Preparations for sampling coins in Frankfurt
On 16th December, Prof. Sabine Klein from the Bergbaumuseum, Bochum attended a meeting at the RGK in Frankfurt to arrange the sampling of coins for analysis. The meeting was also attended by Prof. Aleksander Bursche, Dr. David Wigg-Wolf, Dr. Holger Komnick and Dr. Anna Zapolska. A selection of gold, gold-plated and silver coins will be analysed by Sabine Klein in the laboratories in Bochum.
David Wigg-Wolf photographs coins prior to sampling, watched by Holger Komnick and Sabine Klein
Cooperation with Institute of Applied Physics, National Academy of Sciences of Ukraine
At the beginning of December, Aleksander Bursche and Kyrylo Myzgin visited the V.N. Karazin Kharkiv National University where they met Oleksandr M. Bugay, Vice-Head of the Department of Nuclear Physics Research of the Institute of Applied Physics in Sumy, Mikhail Liubichev, chief of the Germanic-Slavonic Archaeological Expedition and Oleg Anokhin from Chernivtsi, author of a web-site on barbarian imitation of Roman coins. They discussed methods of the analysis of coin imitations and selected altogether 46 coins for analysis in the Sumy laboratory including: 12 silver coins from dies identical to L. Lindt's group, 6 silver coins from O. Anokhin's group, 10 gold plated, 9 silver plated or "white metal" and 6 bronze pieces (anima). All plated coins will be analysed by layers. The first results will be presented at the annual project meeting in Nieborów in April 2017. The Institute of Applied Physics in Sumy will sign a cooperation agreement with the Institute of Archaeology, University of Warsaw.
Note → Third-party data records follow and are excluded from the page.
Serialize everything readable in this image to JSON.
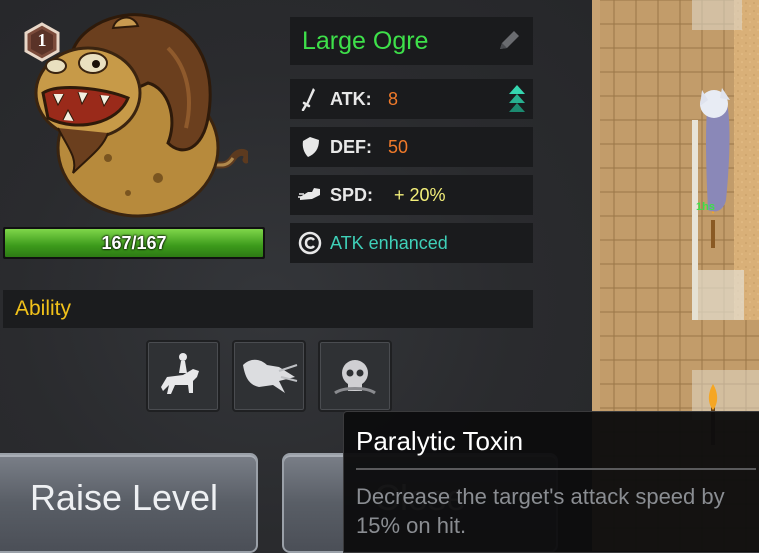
{
  "monster": {
    "level": "1",
    "name": "Large Ogre",
    "hp": "167/167",
    "hp_fraction": 1.0
  },
  "stats": {
    "atk_label": "ATK:",
    "atk_value": "8",
    "def_label": "DEF:",
    "def_value": "50",
    "spd_label": "SPD:",
    "spd_value": "+ 20%",
    "buff_text": "ATK enhanced"
  },
  "ability": {
    "title": "Ability",
    "icons": [
      "cavalry-rider-icon",
      "dragon-breath-icon",
      "poison-skull-icon"
    ]
  },
  "buttons": {
    "raise_level": "Raise Level",
    "close": "Close"
  },
  "tooltip": {
    "title": "Paralytic Toxin",
    "description": "Decrease the target's attack speed by 15% on hit."
  },
  "map": {
    "unit_label": "1hs"
  },
  "colors": {
    "name_green": "#3ee04a",
    "value_orange": "#f07a2a",
    "spd_value": "#f4f07a",
    "buff_teal": "#3fd0b8",
    "ability_gold": "#f2c21a",
    "hp_green": "#46a824"
  }
}
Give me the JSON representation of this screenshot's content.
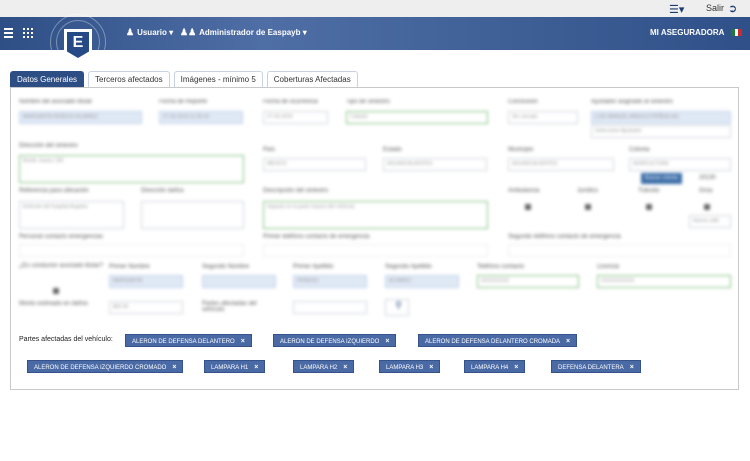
{
  "topbar": {
    "exit_label": "Salir"
  },
  "navbar": {
    "user_menu": "Usuario",
    "admin_menu": "Administrador de Easpayb",
    "company": "MI ASEGURADORA",
    "logo_letter": "E"
  },
  "tabs": [
    {
      "label": "Datos Generales",
      "active": true
    },
    {
      "label": "Terceros afectados",
      "active": false
    },
    {
      "label": "Imágenes - mínimo 5",
      "active": false
    },
    {
      "label": "Coberturas Afectadas",
      "active": false
    }
  ],
  "form": {
    "labels": {
      "nombre": "Nombre del asociado titular",
      "fecha_reporte": "Fecha de Reporte",
      "fecha_ocurrencia": "Fecha de ocurrencia",
      "tipo_siniestro": "Tipo de siniestro",
      "conclusion": "Conclusión",
      "ajustador": "Ajustador asignado al siniestro",
      "direccion": "Dirección del siniestro",
      "pais": "País",
      "estado": "Estado",
      "municipio": "Municipio",
      "colonia": "Colonia",
      "referencia": "Referencia para ubicación",
      "danos": "Dirección daños",
      "descripcion": "Descripción del siniestro",
      "ambulancia": "Ambulancia",
      "juridico": "Jurídico",
      "transito": "Tránsito",
      "grua": "Grúa",
      "contacto_emergencia": "Personal contacto emergencias",
      "telefono_emergencia": "Primer teléfono contacto de emergencia",
      "segundo_telefono": "Segundo teléfono contacto de emergencia",
      "conductor": "¿Es conductor asociado titular?",
      "primer_nombre": "Primer Nombre",
      "segundo_nombre": "Segundo Nombre",
      "primer_apellido": "Primer Apellido",
      "segundo_apellido": "Segundo Apellido",
      "telefono_contacto": "Teléfono contacto",
      "licencia": "Licencia",
      "monto": "Monto estimado en daños",
      "partes_afectadas": "Partes afectadas del vehículo"
    },
    "values": {
      "nombre": "MARGARITA PEREGO ALVAREZ",
      "fecha_reporte": "27-03-2019 11:30:15",
      "fecha_ocurrencia": "27-03-2019",
      "tipo_siniestro": "Colisión",
      "conclusion": "Sin cerrado",
      "ajustador": "LUIS MANUEL ANGULO PEÑUELAS",
      "ajustador_select": "Seleccione Ajustador",
      "direccion": "Benito Juarez 100",
      "pais": "MEXICO",
      "estado": "AGUASCALIENTES",
      "municipio": "AGUASCALIENTES",
      "colonia": "AGRICULTURA",
      "referencia": "Enfrente del hospital Angeles",
      "descripcion": "Impacto en la parte trasera del vehículo",
      "primer_nombre": "MARGARITA",
      "primer_apellido": "PEREGO",
      "segundo_apellido": "ALVAREZ",
      "telefono_contacto": "4191510123",
      "licencia": "XXXXXXXXXX",
      "monto": "$00.00",
      "btn_buscar": "Buscar colonia",
      "btn_cp": "20130",
      "btn_otro": "Nueva calle"
    }
  },
  "parts": {
    "label": "Partes afectadas del vehículo:",
    "chips": [
      "ALERON DE DEFENSA DELANTERO",
      "ALERON DE DEFENSA IZQUIERDO",
      "ALERON DE DEFENSA DELANTERO CROMADA",
      "ALERON DE DEFENSA IZQUIERDO CROMADO",
      "LAMPARA H1",
      "LAMPARA H2",
      "LAMPARA H3",
      "LAMPARA H4",
      "DEFENSA DELANTERA"
    ],
    "remove_symbol": "×"
  },
  "colors": {
    "primary": "#2d4d85",
    "chip": "#4a6aa5"
  }
}
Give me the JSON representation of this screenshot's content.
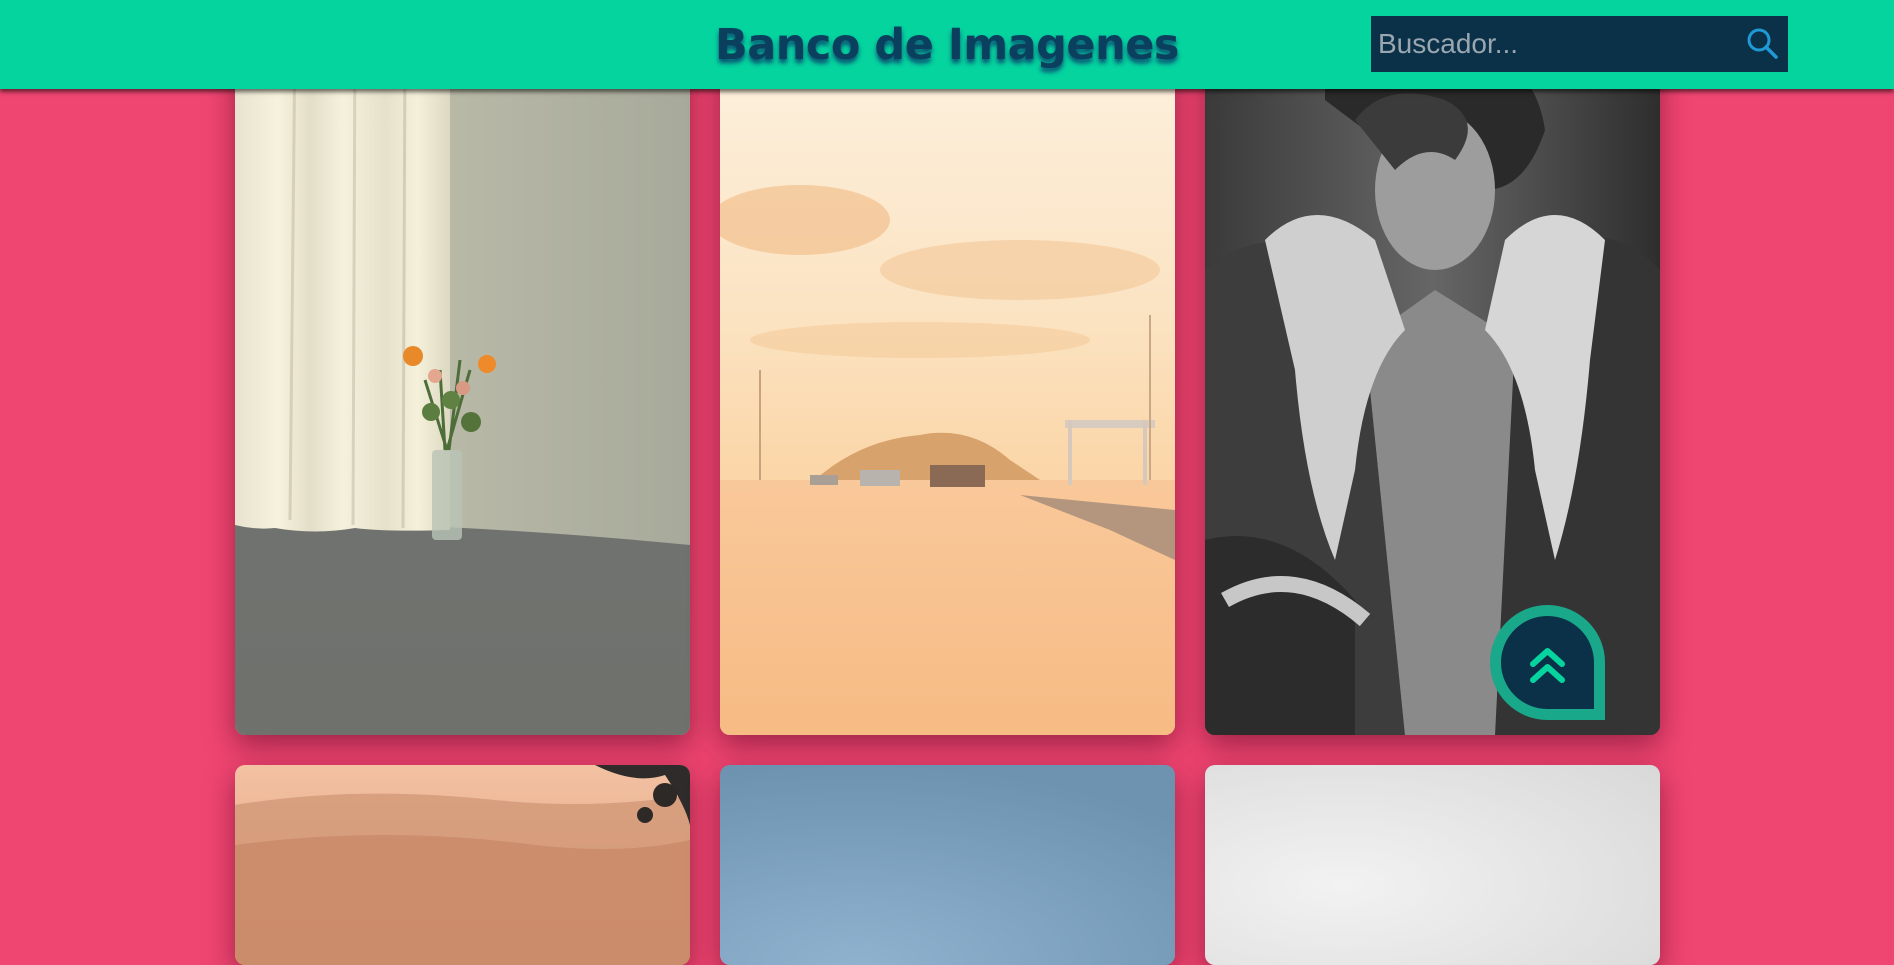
{
  "header": {
    "title": "Banco de Imagenes",
    "background_color": "#05d49f",
    "title_color": "#0b3f5e"
  },
  "search": {
    "placeholder": "Buscador...",
    "value": "",
    "icon": "search-icon",
    "background_color": "#0a3148"
  },
  "page": {
    "background_color": "#ef4571"
  },
  "gallery": {
    "images": [
      {
        "alt": "flowers-vase-curtain"
      },
      {
        "alt": "harbor-sunset"
      },
      {
        "alt": "woman-shearling-jacket"
      },
      {
        "alt": "misty-fields"
      },
      {
        "alt": "blue-sky"
      },
      {
        "alt": "white-backdrop"
      }
    ]
  },
  "scroll_top_button": {
    "icon": "double-chevron-up-icon",
    "color": "#0a3148",
    "ring_color": "#1aa88a"
  }
}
V. N. Karazin Kharkiv National University
Seminar with Lilia Dergaciova
At 30th of May dr. Lilia Dergaciova, senior researcher at the Centre of Archaeology, Institute of Cultural Heritage of the Academy of Sciences of Moldova, delivered a paper “New Data on Recently Discovered Siliqua Coin Hoards from Moldova” at the PhD seminar on ancient numismatics of prof. Aleksander Bursche at the Institute of Archaeology, University of Warsaw. The presentation included rare imitations of siliquae of unknown provenance, which were widely discussed.
For some 15 years the number of barbarian imitations found on the territory of Moldova has dramatically arisen. Dr Dergaciova has agreed to collect all necessary data concerning them for the purposes of the IMAGMA project.
INC Statement on Cultural Property
The International Numismatic Council has released the following statement on cultural property:
"The INC condemns the illegal excavation of numismatic objects and theft, looting or destruction of any kind, since such activities destroy valuable historical information. At the same time, it recognizes the importance of collecting by museums as well as by private collectors. Collectors and collections have an important role to play in the preservation of information about coins, archaeological contexts, or hoards found before and after 1970. The INC encourages all of its members to publish their holdings, to take care to establish the history of their objects, and to make such information available to scholarship." (source: http://inc-cin.org/statement-about-cultural-property.html)
Interrogating the 'Germanic': A Category and its Use in Late Antiquity and the Early Middle Ages, May 12-15, 2016, York, UK
At the conference organised by the University of York, David Wigg-Wolf delivered a paper “Barbarian coins, elite identites and the birth of Europe” (together with Aleksander Bursche) in the session “Interrogating the ‘Germanic’ in Visual Culture”.
The conference provided an ideal opportunity to present the IMAGMA project and to engage in discussion with colleagues working from in fields. The results of work by Aleksander Bursche and Kiril Myzgin on the origins of gold coinages struck outside of the Empire in the northern Barbaricum attracted particular attention. It became clear that these coinages can make an important contribution to understanding concepts of identity and the 'Germanic' among the groupings who lived to the north of the Limes in Late Antiquity.